Commissioner Gantt read a proclamation declaring Nov. 19 “Geographic Information Systems (GIS) Day 1999.”

“Computerized Geographic Information System technology provides a more efficient and effective means for managing geographic information, as compared with [traditional] cartographic methods,” the proclamation read, further urging citizens “to become aware of how this technology can become more widely and wisely used.”

Board appointments:

Commissioners unanimously appointed citizens to serve on the following boards:

• Workforce Development Board: Paul Rhodes of Enka, representing organized labor. Rhodes is affiliated with the WNC Central Labor Council, according to the Clerk to the Board Kathy Hughes. “We have been trying to get someone [from organized labor] for quite a while,” she noted.

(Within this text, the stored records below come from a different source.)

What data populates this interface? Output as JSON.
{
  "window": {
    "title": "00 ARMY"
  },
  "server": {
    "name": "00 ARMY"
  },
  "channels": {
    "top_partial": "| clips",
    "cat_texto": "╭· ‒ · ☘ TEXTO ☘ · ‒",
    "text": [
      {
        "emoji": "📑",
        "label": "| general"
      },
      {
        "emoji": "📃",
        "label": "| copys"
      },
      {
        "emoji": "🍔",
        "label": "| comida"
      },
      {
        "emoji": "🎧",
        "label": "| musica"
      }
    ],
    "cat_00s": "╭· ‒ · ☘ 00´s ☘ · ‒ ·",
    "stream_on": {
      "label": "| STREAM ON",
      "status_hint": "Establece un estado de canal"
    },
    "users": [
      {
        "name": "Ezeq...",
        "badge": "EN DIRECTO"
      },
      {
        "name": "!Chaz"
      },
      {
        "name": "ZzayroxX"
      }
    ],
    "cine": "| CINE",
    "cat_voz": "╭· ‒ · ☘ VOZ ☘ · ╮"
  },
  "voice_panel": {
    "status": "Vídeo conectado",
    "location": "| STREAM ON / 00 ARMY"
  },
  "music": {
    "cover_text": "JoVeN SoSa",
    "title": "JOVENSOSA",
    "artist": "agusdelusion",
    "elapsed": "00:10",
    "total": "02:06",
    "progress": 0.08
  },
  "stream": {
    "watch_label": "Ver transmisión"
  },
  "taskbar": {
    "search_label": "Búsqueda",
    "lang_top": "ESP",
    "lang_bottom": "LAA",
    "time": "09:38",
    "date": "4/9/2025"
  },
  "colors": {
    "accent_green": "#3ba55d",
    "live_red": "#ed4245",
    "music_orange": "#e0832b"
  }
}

• Tourism Development Authority: John Winkenwerder, representing large hotels. Winkenwerder is a manager with Ramada Inns.

Public Comment

Commissioners failed to satisfy Jerry Rice, a longtime Board of Commissioners watcher who objected at an earlier meeting to a discourteous comment about him made by Commissioner Stanley and caught on videotape at a Sept. 21 community forum at Enka High School. Rice had asked commissioners at the Oct. 5 regular meeting to take action to discipline Stanley.

But on Oct. 19, commissioners stated they were done with the matter. “We have to live and forgive, and move past this,” Young told Rice. Gantt and Sobol agreed, calling the matter closed with Stanley’s formal and public apology, and Rice’s acceptance of the apology.

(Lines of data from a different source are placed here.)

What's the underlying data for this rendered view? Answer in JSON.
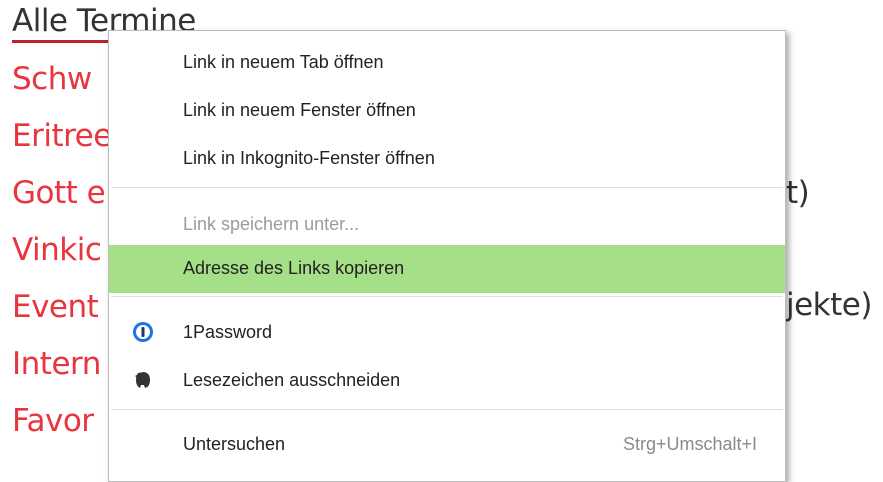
{
  "background": {
    "links": [
      "Alle Termine",
      "Schw",
      "Eritree",
      "Gott e",
      "Vinkic",
      "Event",
      "Intern",
      "Favor"
    ],
    "tail_texts": [
      "t)",
      "jekte)"
    ]
  },
  "context_menu": {
    "items": [
      {
        "label": "Link in neuem Tab öffnen"
      },
      {
        "label": "Link in neuem Fenster öffnen"
      },
      {
        "label": "Link in Inkognito-Fenster öffnen"
      },
      {
        "label": "Link speichern unter...",
        "disabled": true
      },
      {
        "label": "Adresse des Links kopieren",
        "highlighted": true
      },
      {
        "label": "1Password",
        "icon": "1password-icon"
      },
      {
        "label": "Lesezeichen ausschneiden",
        "icon": "evernote-elephant-icon"
      },
      {
        "label": "Untersuchen",
        "shortcut": "Strg+Umschalt+I"
      }
    ]
  },
  "colors": {
    "link_red": "#e8353f",
    "highlight_green": "#a5df87"
  }
}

“It is not our job as commissioners to censure one of our own,” Keever said. “It is the job of the public.”

“As a board, you have a duty to follow the Code of Ethics,” Rice said. “You have not done your job.”

Gerald Dean, a general contractor in Buncombe County, didn’t want to lay the matter to rest, either. Dean pressed Stanley to admit that he had called Dean “a liar” at the previous meeting. During that prior exchange, Dean first charged Stanley with lying, saying he had denied calling Rice an “S.O.B.” before being confronted with the evidence on videotape.

“Some of the things going on up here would make a preacher cuss,” Stanley told Dean. “I’m only human. I can only take so much.”

The deteriorating exchange between Dean and Stanley was met with guffaws from the few citizens still remaining in the room.